Agora, tenho que consultar o Diário da República para ver se não lhe mudaram o nome. Um destes dias o Ministério das Finanças regula a Lei do Acordo Ortográfico, prevendo umas coimas a quem não o cumprir. O Ministério de Pinto Ribeiro ficará incumbido da cobrança, a ASAE policiará os livros com as vírgulas fora do lugar. Agentes encapuçados, de G3 nas unhas, entram livrarias adentro, num «mãos ao ar! e ninguém toca nas estantes» que é tudo para apreender, se é que apreender ainda se escreve com dois «ee»'s, pois já nem sei e já é tarde para saber.

17.5.08

O negócio da fome

Sabemos que há miséria, há dificuldades económicas, gente com fome. As notícias estão cheias disso, a oposição reclama, o Governo disfarça.
Mas há a exploração comercial do fantasma da fome, o aproveitamento interesseiro da penúria, o miserável negócio da miséria.
Esta noite estava meio distraído, com a televisão em frente, e assisto a uma notícia segundo a qual havia dificuldades económicas crescentes e por isso havia pessoas que começavam a fazer pão em casa.
O pão é, quase por simbologia bíblica, a ideia do alimento em si, o pão para a boca, o pão nosso de cada dia, o comer o pão que o diabo amassou.
Idiota teleespectador condoí-me: a ideia de já nem para pão haver dinheiro moeu-me a consciência.

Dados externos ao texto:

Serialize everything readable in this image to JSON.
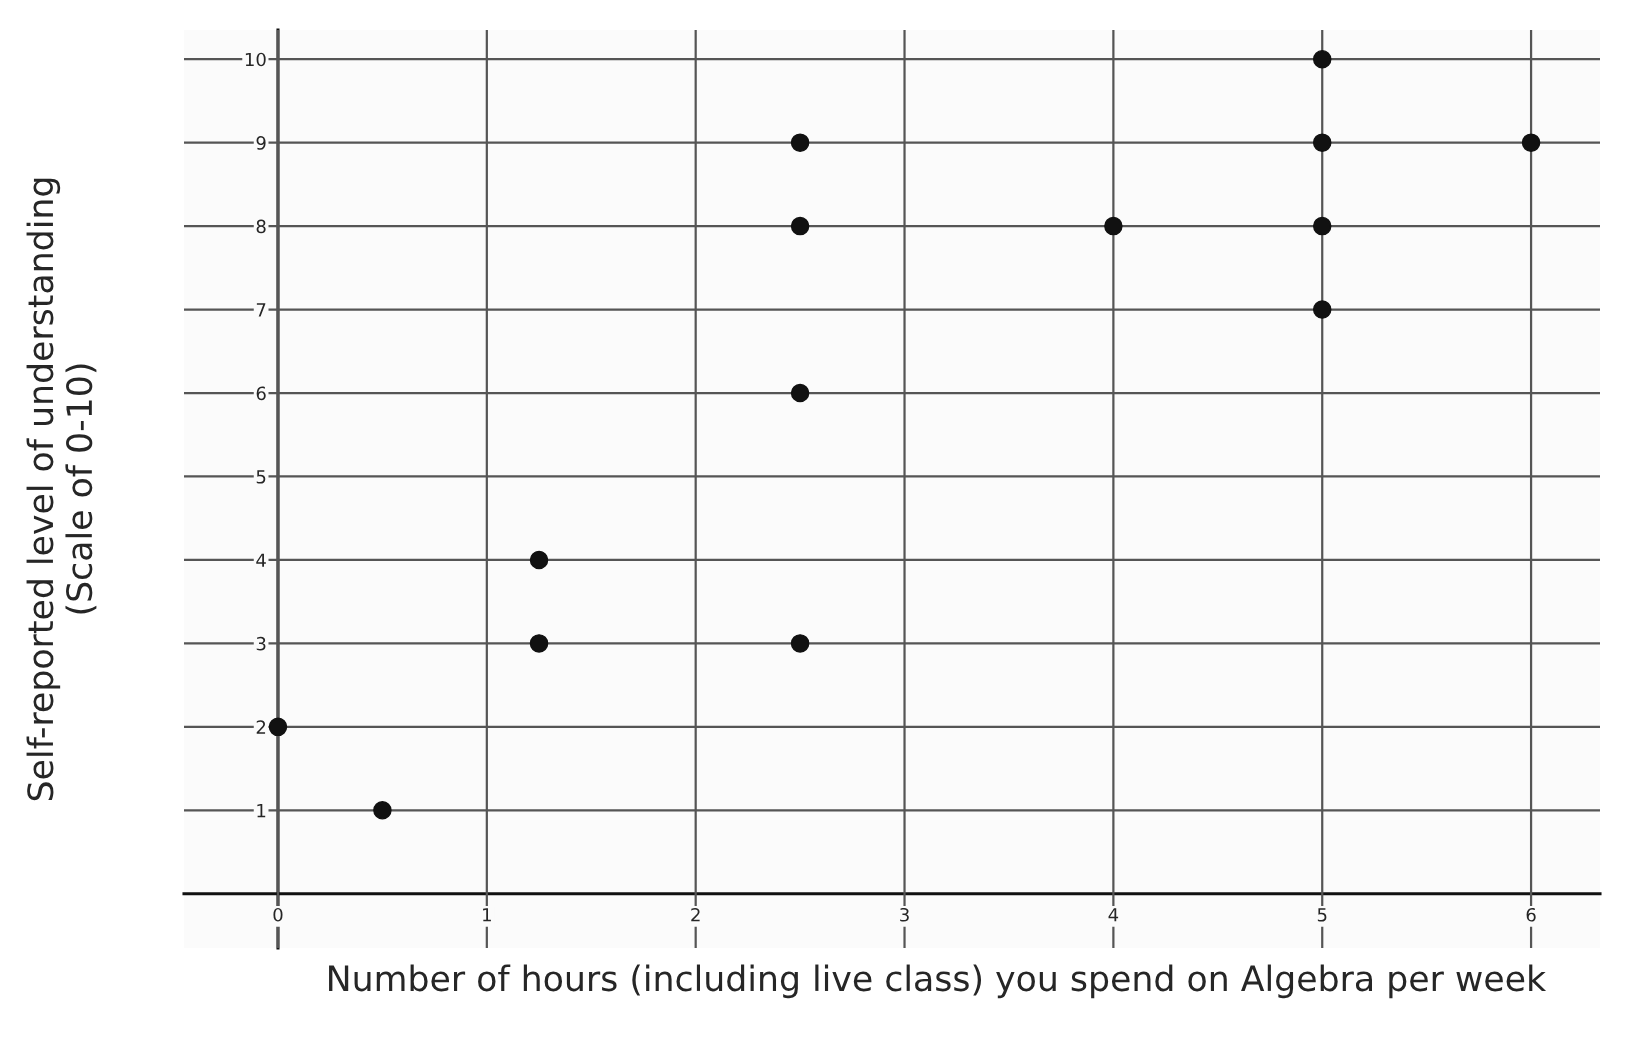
{
  "chart_data": {
    "type": "scatter",
    "xlabel": "Number of hours (including live class) you spend on Algebra per week",
    "ylabel": "Self-reported level of understanding\n(Scale of 0-10)",
    "x": [
      0,
      0.5,
      1.25,
      1.25,
      2.5,
      2.5,
      2.5,
      2.5,
      4,
      5,
      5,
      5,
      5,
      6
    ],
    "values": [
      2,
      1,
      4,
      3,
      9,
      8,
      6,
      3,
      8,
      10,
      9,
      8,
      7,
      9
    ],
    "color": "#111111",
    "marker": "circle",
    "xlim": [
      -0.45,
      6.33
    ],
    "ylim": [
      -0.65,
      10.35
    ],
    "xticks": [
      0,
      1,
      2,
      3,
      4,
      5,
      6
    ],
    "yticks": [
      1,
      2,
      3,
      4,
      5,
      6,
      7,
      8,
      9,
      10
    ],
    "grid": true
  }
}
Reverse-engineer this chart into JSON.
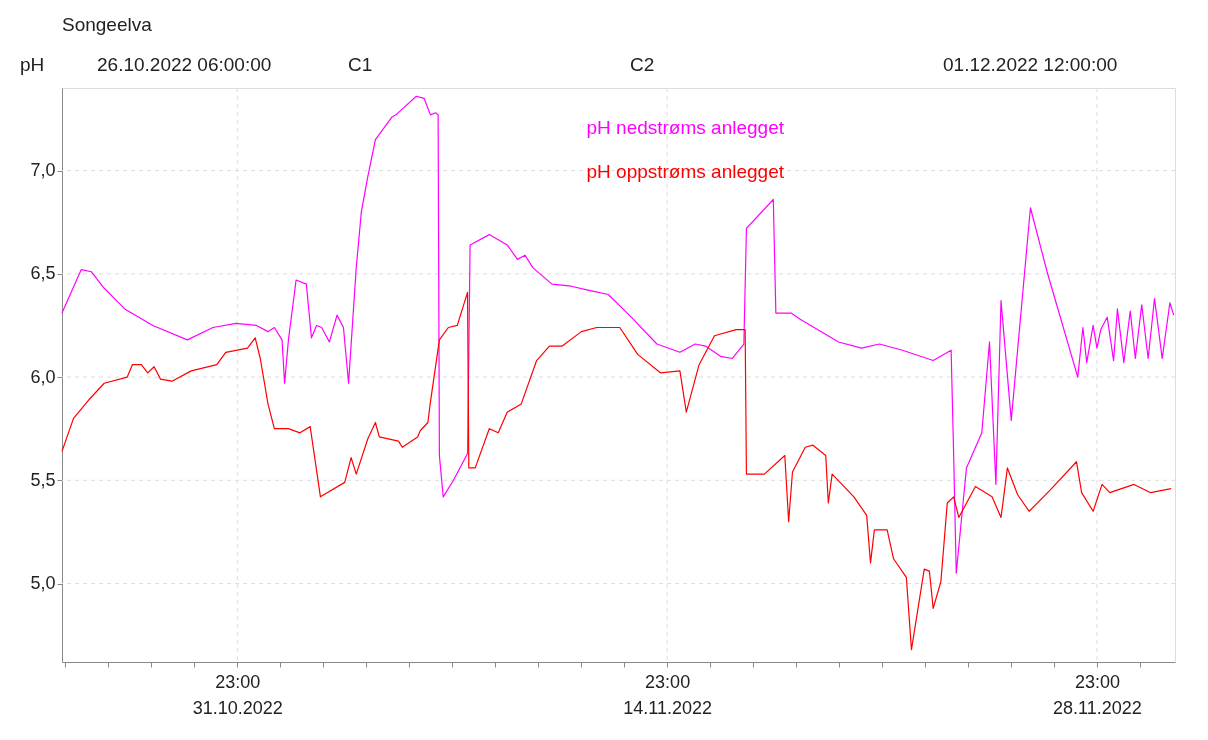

Mas foram só uns segundos: era, afinal, um anúncio encapotado a uma máquina de fazer pão, um electro-doméstico novo, à venda no mercado.
A reportagem mostrava o vendedor pressuroso, a doméstica feliz, o padeiro receoso. Balanço final: compre, porque sai mais barato e o pão é mais fofinho!
Tudo isto na RTP, a estação do serviço público.
Mas já se perdeu de vez a vergonha, ou pensarão que somos todos atrasados mentais, uns fofinhos nas mãos da negociata pseudo-noticiosa?

16.5.08

Assim NAM vale!

Um dos problemas da velhice é a perda de memória. Um dos sintomas da esperteza é a memória selectiva! Uma das vantagens dos que já cá andam há muito é o não se esquecerem. Uma coisa boa para memória é o fósforo. Tem é um problema. Um descuido e fica tudo em cinzas. É o risco dos que brincam com o fogo...

A Feira da Ladra

Para muita gente ainda era a hipótese de comprar o seu livrito mais barato, economizando uns tostões; para algumas editoras era a eventualidade de escoarem alguns dos monos, a saldos, compensando os seus prejuízos; para muitos autores era a oportunidade de uma tarde ao sol, à espera de leitores, um amigo ou dois a ladeá-los, naquele velório da sua defunta obra, por vezes invendável, mesmo quando excelente; para os rapaces coleccionadores de primeiras edições autografadas, o investimento de futuro, para os mirones o cumprimentarem gente ilustre.
Era a Feira do Livro, mercado ao ar livre, o livro do dia com desconto, a enciclopédia a crédito, o compre dois e pague um, enfim, a Literatura em montra, popular e barateira, espécie de trottoir em que os anónimos se cruzavam, desconfiados, com a reluzente livraria, esta a fazer olhinhos sedutores, a prometer gozos e sonhos e fábulas de ilusão ao alcance da mão.
Agora paira a ameaça de que pode nem haver Feira, por causa de uma grande patroa, que quer acabar com aquelas modestas casinhas de meia-porta.
Não faz mal! Sugiro que, para a troca, se faça uma Feira de Autores, daqueles que, recebendo dez dos cem por cento que custa o livro a quem o compra, tanta vez ficam, com o Tejo à vista, encerrada a Feira, a ver navios, porque, baixados os taipais dos pavilhões, muitos feirantes ferram o calote, porque «isto está mau, ninguém lê e nada se vende, vamos lá a ver se agora pelo Natal a coisa melhora...».
Feira de Autores, pois! E como local sugiro Santa Clara, ali mesmo, entre o adelo e o espólio, a velharia e o sabe-se lá de onde, a Feira da Ladra, que tem a glória vã do o Panteão à vista, e espraiando-se em realidade alfacinha, o Largo do Outeirinho da Amendoeira, as Escadinhas do Arco de Dona Rosa e sobretudo a Travessa do Paraíso!

14.5.08

A triste história da burguesia

Era uma vez uns filhos de burgueses que na idade da adolescência resolveram enfrentar os antiquados papás e a lei e a ordem que imperava à mesa lá de casa. Lei e Ordem, diga-se, que eram a garantia do negócio rendoso ou do emprego tranquilo do papá, da domesticidade submissa e beata da mamã, da castidade expectante da mana, à espera de um bom partido que a levasse dali, e das heranças que, mortos os velhos, lhes dariam, enfim, divididas em grande zanga, um começo de vida sem as sovinices mesquinhas ou outras privações que se contavam dos avós, sustentados a côdea ratada, a sardinha moída, a pobreza envergonhada alumiada a pavio de azeite.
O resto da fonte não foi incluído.